Mathew James, left, leaves the Central Islip Federal Courthouse, free on bond after attending a hearing. June 16, 2022. A federal jury in Central Islip returned a guilty verdict on eight counts of a superseding indictment charging Mathew James with perpetrating an over $600 million health care fraud scheme, which also included wire fraud and aggravated identity theft charges. Credit: John Roca

An East Northport man was found guilty Wednesday of defrauding insurance companies out of more than $600 million and impersonating patients, federal prosecutors said.

The federal jury convicted Mathew James, 54, of health care fraud, wire fraud and identity theft scheme, prosecutors said in a news release.

James, who operated a medical billing company, Leale Inc. in East Northport, billed patients for a series of procedures different from those his doctor-clients performed, and had them schedule elective surgeries through an emergency room so insurance companies reimbursed at a higher price, prosecutors said. 

When insurance companies denied the reimbursement, James, according to court documents and evidence at trial, posed as several patients and demanded the companies to pay the balance which was tens or hundreds of thousands of dollars.

“The defendant stands convicted of carrying out an audacious scheme in which he used insurance companies like ATM machines. He stole hundreds of millions of dollars until he was finally exposed by a paper trail a mile-long, phone recordings on which he impersonated patients, and text messages and emails with his co-conspirator doctor clients demonstrating his nefarious billing practices," said U.S. Attorney for the Eastern District Breon Peace.

He was indicted on Aug. 22, 2019, according to court documents.

“James orchestrated a fraudulent medical billing scheme to steal from insurance companies and businesses, in order to line his own pockets,” said Assistant Attorney General Kenneth A. Polite Jr. of the Justice Department in a statement.

James will be sentenced at a later date and can face up to 10 years in prison for health care fraud conspiracy, up to 10 years for health care fraud, and up to 20 years for each of the three wire fraud counts. He will face a two-year mandatory minimum for three aggravated identity theft counts.
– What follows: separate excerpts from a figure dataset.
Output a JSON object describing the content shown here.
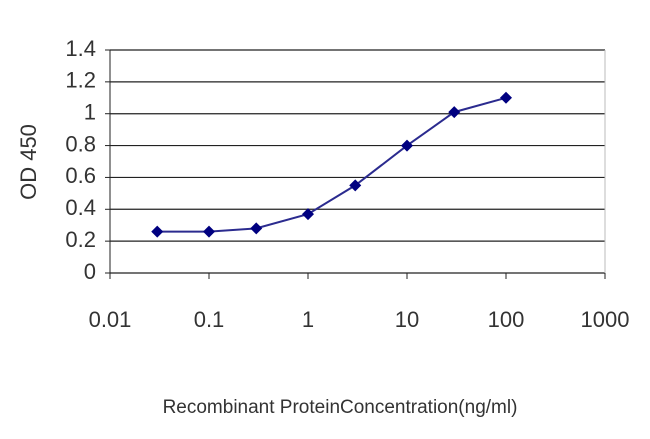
{
  "chart_data": {
    "type": "line",
    "x_label": "Recombinant ProteinConcentration(ng/ml)",
    "y_label": "OD 450",
    "x": [
      0.03,
      0.1,
      0.3,
      1,
      3,
      10,
      30,
      100
    ],
    "values": [
      0.26,
      0.26,
      0.28,
      0.37,
      0.55,
      0.8,
      1.01,
      1.1
    ],
    "color": "#2b2b8f",
    "marker_color": "#000080",
    "xscale": "log",
    "xlim": [
      0.01,
      1000
    ],
    "xticks": [
      0.01,
      0.1,
      1,
      10,
      100,
      1000
    ],
    "ylim": [
      0,
      1.4
    ],
    "yticks": [
      0,
      0.2,
      0.4,
      0.6,
      0.8,
      1,
      1.2,
      1.4
    ],
    "grid": true
  }
}
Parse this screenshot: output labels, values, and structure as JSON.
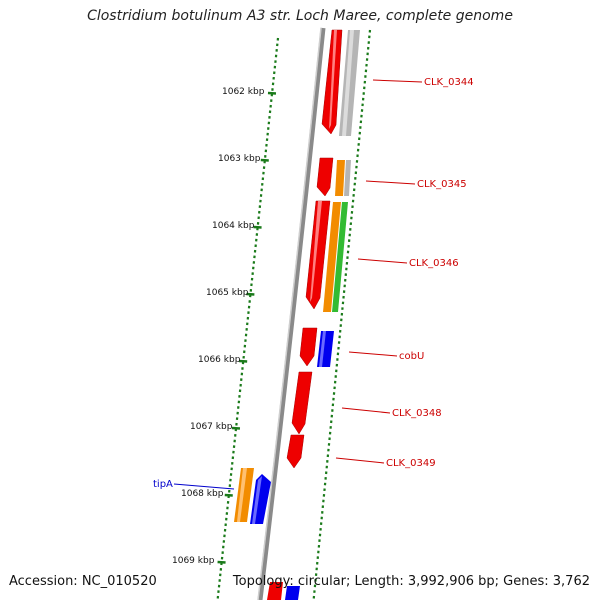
{
  "title": "Clostridium botulinum A3 str. Loch Maree, complete genome",
  "accession_text": "Accession: NC_010520",
  "stats_text": "Topology: circular; Length: 3,992,906 bp; Genes: 3,762",
  "colors": {
    "backbone": "#7a7a7a",
    "tick": "#1a7a1a",
    "label_red": "#cc0000",
    "label_blue": "#0000cc",
    "cds_red": "#ee0000",
    "gene_orange": "#f28c00",
    "gene_green": "#33bb33",
    "gene_blue": "#0000ee",
    "gene_gray": "#b5b5b5"
  },
  "scale_labels": [
    "1062 kbp",
    "1063 kbp",
    "1064 kbp",
    "1065 kbp",
    "1066 kbp",
    "1067 kbp",
    "1068 kbp",
    "1069 kbp"
  ],
  "gene_labels": [
    "CLK_0344",
    "CLK_0345",
    "CLK_0346",
    "cobU",
    "CLK_0348",
    "CLK_0349",
    "tipA"
  ]
}
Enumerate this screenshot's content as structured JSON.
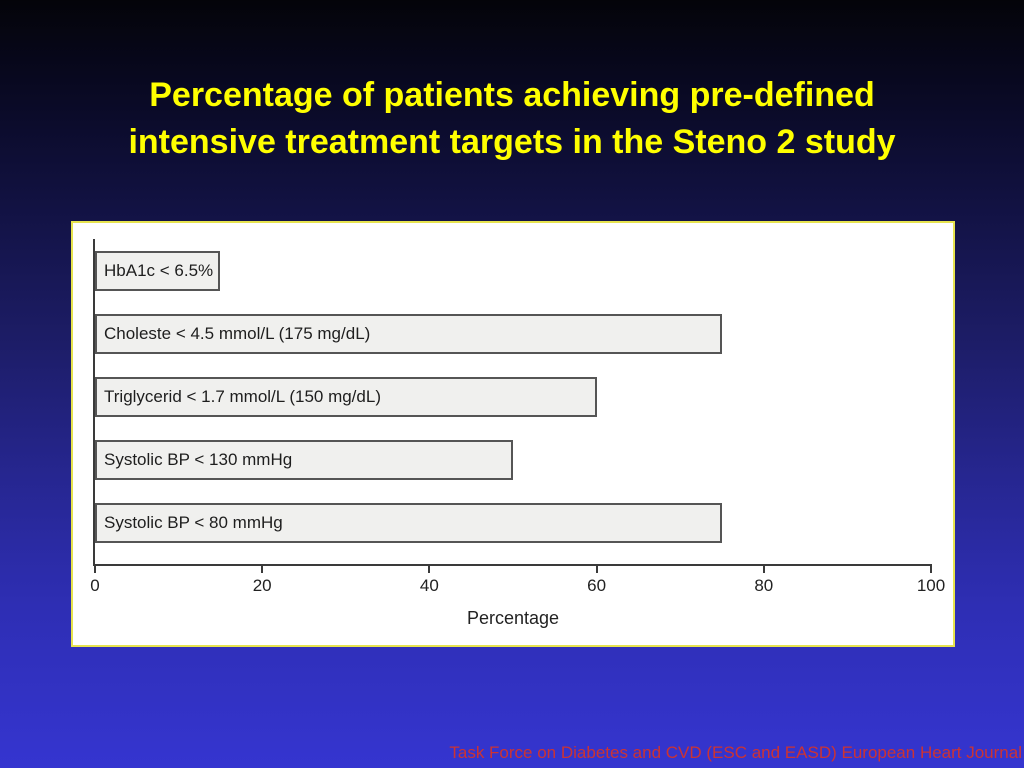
{
  "slide": {
    "title_line1": "Percentage of patients achieving pre-defined",
    "title_line2": "intensive treatment targets in the Steno 2 study",
    "footer": "Task Force on Diabetes and CVD (ESC and EASD) European Heart Journal"
  },
  "colors": {
    "title_text": "#ffff00",
    "footer_text": "#cc3333",
    "background_top": "#040409",
    "background_bottom": "#3535d0",
    "panel_background": "#ffffff",
    "panel_border": "#e6e34f",
    "bar_fill": "#f0f0ee",
    "bar_border": "#555555",
    "axis": "#3a3a3a"
  },
  "chart_data": {
    "type": "bar",
    "orientation": "horizontal",
    "categories": [
      "HbA1c < 6.5%",
      "Choleste < 4.5 mmol/L (175 mg/dL)",
      "Triglycerid < 1.7 mmol/L (150 mg/dL)",
      "Systolic BP < 130 mmHg",
      "Systolic BP < 80 mmHg"
    ],
    "values": [
      15,
      75,
      60,
      50,
      75
    ],
    "title": "",
    "xlabel": "Percentage",
    "ylabel": "",
    "xlim": [
      0,
      100
    ],
    "xticks": [
      0,
      20,
      40,
      60,
      80,
      100
    ],
    "grid": false,
    "legend": null,
    "labels_inside_bars": true
  }
}
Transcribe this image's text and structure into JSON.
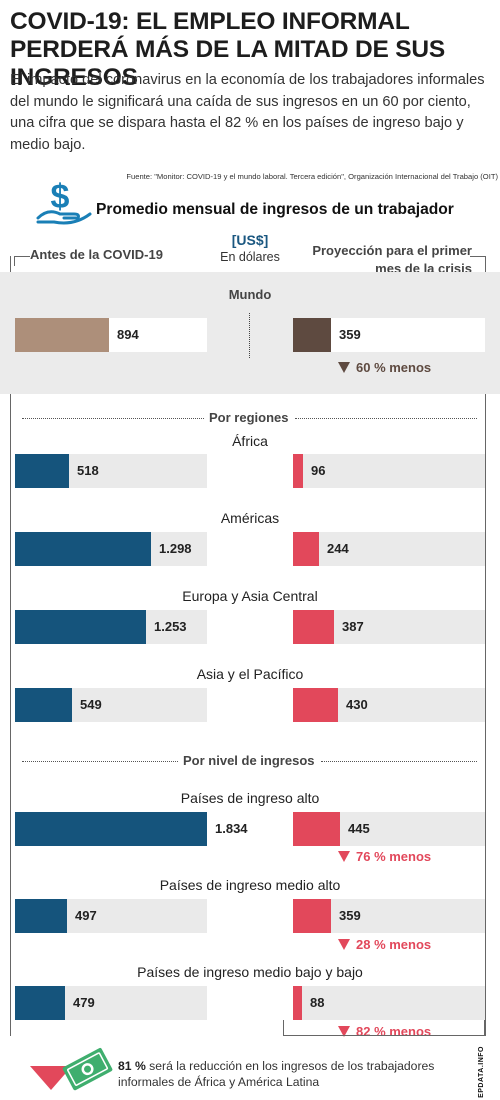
{
  "header": {
    "title": "COVID-19: EL EMPLEO INFORMAL PERDERÁ MÁS DE LA MITAD DE SUS INGRESOS",
    "intro": "El impacto del coronavirus en la economía de los trabajadores informales del mundo le significará una caída de sus ingresos en un 60 por ciento, una cifra que se dispara hasta el 82 % en los países de ingreso bajo y medio bajo.",
    "source": "Fuente: \"Monitor: COVID-19 y el mundo laboral. Tercera edición\", Organización Internacional del Trabajo (OIT)",
    "subtitle": "Promedio mensual de ingresos de un trabajador"
  },
  "columns": {
    "left": "Antes de la COVID-19",
    "unit_main": "[US$]",
    "unit_sub": "En dólares",
    "right": "Proyección para el primer mes de la crisis"
  },
  "colors": {
    "world_before": "#ad8f7a",
    "world_after": "#5e4a40",
    "before": "#15547c",
    "after": "#e2485b",
    "arrow_world": "#5e4a40",
    "arrow_red": "#e2485b"
  },
  "chart_data": {
    "type": "bar",
    "unit": "US$",
    "max_value": 1834,
    "series": [
      {
        "name": "Antes de la COVID-19"
      },
      {
        "name": "Proyección para el primer mes de la crisis"
      }
    ],
    "groups": [
      {
        "title": "",
        "categories": [
          {
            "label": "Mundo",
            "before": 894,
            "after": 359,
            "before_label": "894",
            "after_label": "359",
            "reduction": "60 % menos"
          }
        ]
      },
      {
        "title": "Por regiones",
        "categories": [
          {
            "label": "África",
            "before": 518,
            "after": 96,
            "before_label": "518",
            "after_label": "96"
          },
          {
            "label": "Américas",
            "before": 1298,
            "after": 244,
            "before_label": "1.298",
            "after_label": "244"
          },
          {
            "label": "Europa y Asia Central",
            "before": 1253,
            "after": 387,
            "before_label": "1.253",
            "after_label": "387"
          },
          {
            "label": "Asia y el Pacífico",
            "before": 549,
            "after": 430,
            "before_label": "549",
            "after_label": "430"
          }
        ]
      },
      {
        "title": "Por nivel de ingresos",
        "categories": [
          {
            "label": "Países de ingreso alto",
            "before": 1834,
            "after": 445,
            "before_label": "1.834",
            "after_label": "445",
            "reduction": "76 % menos"
          },
          {
            "label": "Países de ingreso medio alto",
            "before": 497,
            "after": 359,
            "before_label": "497",
            "after_label": "359",
            "reduction": "28 % menos"
          },
          {
            "label": "Países de ingreso medio bajo y bajo",
            "before": 479,
            "after": 88,
            "before_label": "479",
            "after_label": "88",
            "reduction": "82 % menos"
          }
        ]
      }
    ]
  },
  "footer": {
    "highlight": "81 %",
    "text": " será la reducción en los ingresos de los trabajadores informales de África y América Latina",
    "icon": "money-bill-down-arrow-icon",
    "brand": "EPDATA.INFO"
  }
}
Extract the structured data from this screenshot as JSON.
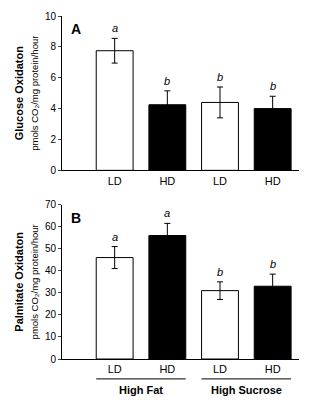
{
  "chart_data": [
    {
      "type": "bar",
      "title": "A",
      "categories": [
        "LD",
        "HD",
        "LD",
        "HD"
      ],
      "values": [
        7.75,
        4.25,
        4.4,
        4.0
      ],
      "errors": [
        0.8,
        0.9,
        1.0,
        0.8
      ],
      "colors": [
        "#ffffff",
        "#000000",
        "#ffffff",
        "#000000"
      ],
      "annotations": [
        "a",
        "b",
        "b",
        "b"
      ],
      "ylabel": [
        "Glucose Oxidaton",
        "pmols CO₂/mg protein/hour"
      ],
      "ylim": [
        0,
        10
      ],
      "yticks": [
        0,
        2,
        4,
        6,
        8,
        10
      ],
      "grid": false
    },
    {
      "type": "bar",
      "title": "B",
      "categories": [
        "LD",
        "HD",
        "LD",
        "HD"
      ],
      "values": [
        46.0,
        56.0,
        31.0,
        33.0
      ],
      "errors": [
        5.0,
        5.5,
        4.0,
        5.5
      ],
      "colors": [
        "#ffffff",
        "#000000",
        "#ffffff",
        "#000000"
      ],
      "annotations": [
        "a",
        "a",
        "b",
        "b"
      ],
      "ylabel": [
        "Palmitate Oxidaton",
        "pmols CO₂/mg protein/hour"
      ],
      "group_labels": [
        "High Fat",
        "High Sucrose"
      ],
      "ylim": [
        0,
        70
      ],
      "yticks": [
        0,
        10,
        20,
        30,
        40,
        50,
        60,
        70
      ],
      "grid": false
    }
  ]
}
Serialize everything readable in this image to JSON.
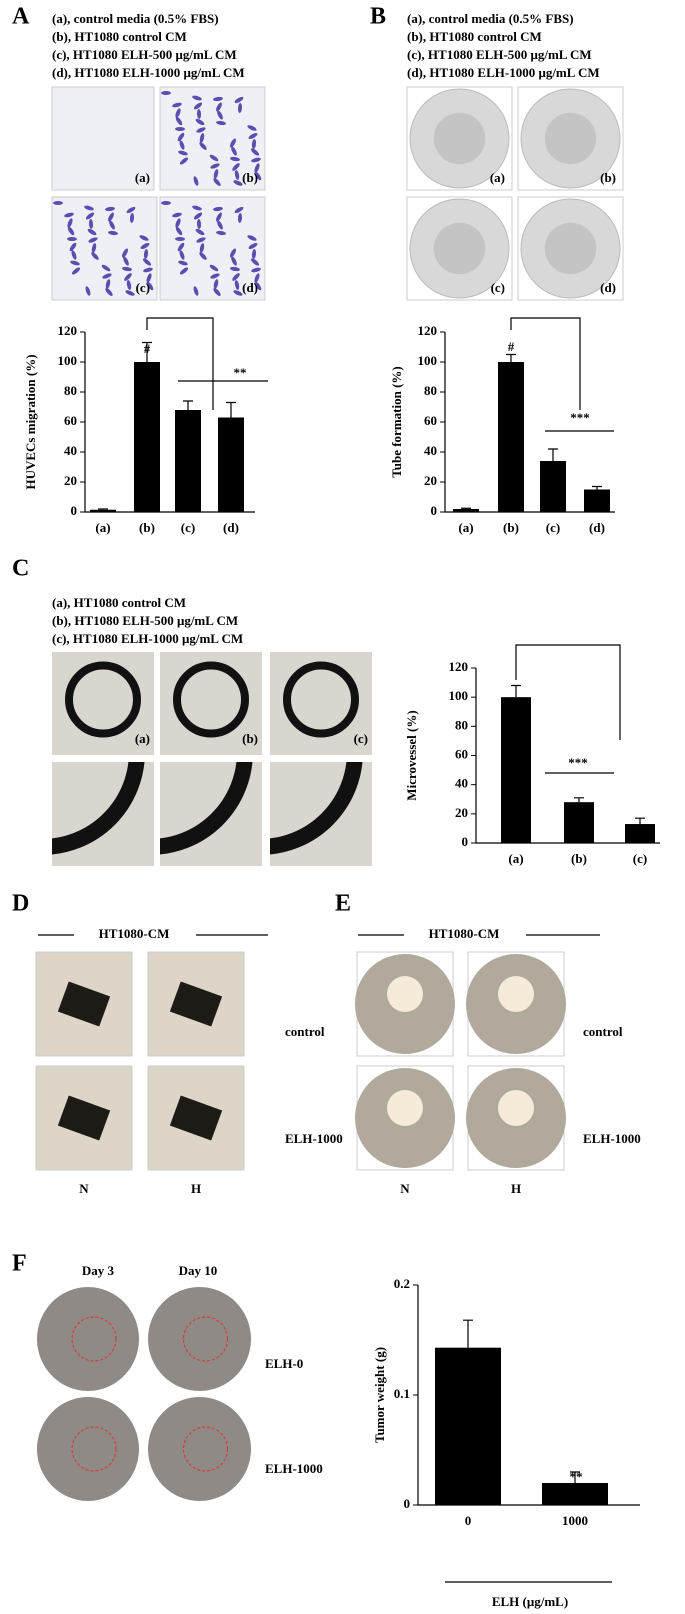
{
  "panels": {
    "A": {
      "letter": "A",
      "legend": [
        "(a), control media (0.5% FBS)",
        "(b), HT1080 control CM",
        "(c), HT1080 ELH-500 μg/mL CM",
        "(d), HT1080 ELH-1000 μg/mL CM"
      ],
      "image_labels": [
        "(a)",
        "(b)",
        "(c)",
        "(d)"
      ]
    },
    "B": {
      "letter": "B",
      "legend": [
        "(a), control media (0.5% FBS)",
        "(b), HT1080 control CM",
        "(c), HT1080 ELH-500 μg/mL CM",
        "(d), HT1080 ELH-1000 μg/mL CM"
      ],
      "image_labels": [
        "(a)",
        "(b)",
        "(c)",
        "(d)"
      ]
    },
    "C": {
      "letter": "C",
      "legend": [
        "(a), HT1080 control CM",
        "(b), HT1080 ELH-500 μg/mL CM",
        "(c), HT1080 ELH-1000 μg/mL CM"
      ],
      "image_labels": [
        "(a)",
        "(b)",
        "(c)"
      ]
    },
    "D": {
      "letter": "D",
      "header": "HT1080-CM",
      "row_labels": [
        "control",
        "ELH-1000"
      ],
      "column_labels": [
        "N",
        "H"
      ]
    },
    "E": {
      "letter": "E",
      "header": "HT1080-CM",
      "row_labels": [
        "control",
        "ELH-1000"
      ],
      "column_labels": [
        "N",
        "H"
      ]
    },
    "F": {
      "letter": "F",
      "column_labels": [
        "Day 3",
        "Day 10"
      ],
      "row_labels": [
        "ELH-0",
        "ELH-1000"
      ]
    }
  },
  "chart_data": [
    {
      "type": "bar",
      "y_label": "HUVECs migration (%)",
      "categories": [
        "(a)",
        "(b)",
        "(c)",
        "(d)"
      ],
      "values": [
        1.5,
        100,
        68,
        63
      ],
      "errors": [
        0.5,
        13,
        6,
        10
      ],
      "color": "#000000",
      "ylim": [
        0,
        120
      ],
      "yticks": [
        0,
        20,
        40,
        60,
        80,
        100,
        120
      ],
      "annotations": [
        "#",
        "**"
      ]
    },
    {
      "type": "bar",
      "y_label": "Tube formation (%)",
      "categories": [
        "(a)",
        "(b)",
        "(c)",
        "(d)"
      ],
      "values": [
        2,
        100,
        34,
        15
      ],
      "errors": [
        0.5,
        5,
        8,
        2
      ],
      "color": "#000000",
      "ylim": [
        0,
        120
      ],
      "yticks": [
        0,
        20,
        40,
        60,
        80,
        100,
        120
      ],
      "annotations": [
        "#",
        "***"
      ]
    },
    {
      "type": "bar",
      "y_label": "Microvessel (%)",
      "categories": [
        "(a)",
        "(b)",
        "(c)"
      ],
      "values": [
        100,
        28,
        13
      ],
      "errors": [
        8,
        3,
        4
      ],
      "color": "#000000",
      "ylim": [
        0,
        120
      ],
      "yticks": [
        0,
        20,
        40,
        60,
        80,
        100,
        120
      ],
      "annotations": [
        "***"
      ]
    },
    {
      "type": "bar",
      "y_label": "Tumor weight (g)",
      "x_label": "ELH (μg/mL)",
      "categories": [
        "0",
        "1000"
      ],
      "values": [
        0.143,
        0.02
      ],
      "errors": [
        0.025,
        0.01
      ],
      "color": "#000000",
      "ylim": [
        0,
        0.2
      ],
      "yticks": [
        0,
        0.1,
        0.2
      ],
      "annotations": [
        "**"
      ]
    }
  ]
}
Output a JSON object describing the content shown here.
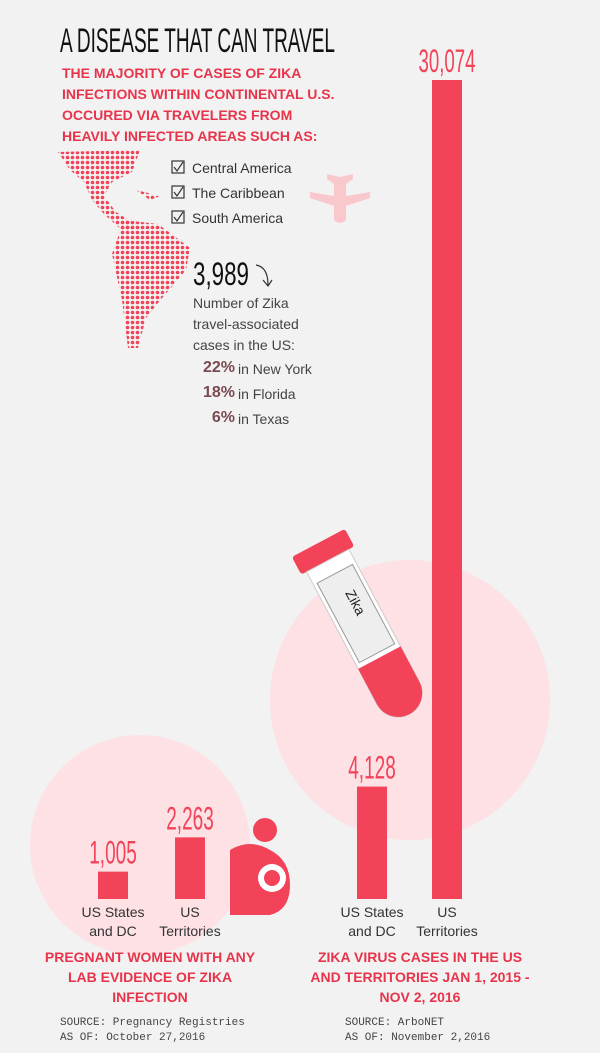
{
  "title": "A DISEASE THAT CAN TRAVEL",
  "intro": "THE MAJORITY OF CASES OF ZIKA INFECTIONS WITHIN CONTINENTAL U.S. OCCURED VIA TRAVELERS FROM HEAVILY INFECTED AREAS SUCH AS:",
  "regions": [
    "Central America",
    "The Caribbean",
    "South America"
  ],
  "travel": {
    "total": "3,989",
    "description": "Number of Zika travel-associated cases in the US:",
    "shares": [
      {
        "share": "22%",
        "place": "in New York"
      },
      {
        "share": "18%",
        "place": "in Florida"
      },
      {
        "share": "6%",
        "place": "in Texas"
      }
    ]
  },
  "tube_label": "Zika",
  "chart_data": [
    {
      "type": "bar",
      "title": "PREGNANT WOMEN WITH ANY LAB EVIDENCE OF ZIKA INFECTION",
      "categories": [
        "US States and DC",
        "US Territories"
      ],
      "values": [
        1005,
        2263
      ],
      "value_labels": [
        "1,005",
        "2,263"
      ],
      "color": "#f24358",
      "source": "SOURCE: Pregnancy Registries",
      "as_of": "AS OF: October 27,2016"
    },
    {
      "type": "bar",
      "title": "ZIKA VIRUS CASES IN THE US AND TERRITORIES JAN 1, 2015 - NOV 2, 2016",
      "categories": [
        "US States and DC",
        "US Territories"
      ],
      "values": [
        4128,
        30074
      ],
      "value_labels": [
        "4,128",
        "30,074"
      ],
      "color": "#f24358",
      "source": "SOURCE: ArboNET",
      "as_of": "AS OF: November 2,2016"
    }
  ]
}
“Health care fraud, including fraudulent billing schemes like this, costs U.S. taxpayers tens of billions of dollars annually. These crimes impact all of us in many ways, including increased health insurance premiums, greater out-of-pocket expenses and copayment amounts for medical treatment, and reduced or lost benefits, just to name a few,” said FBI Assistant Director Luis Quesada in a statement.

James' attorney, Paul M. Krieger, declined to comment.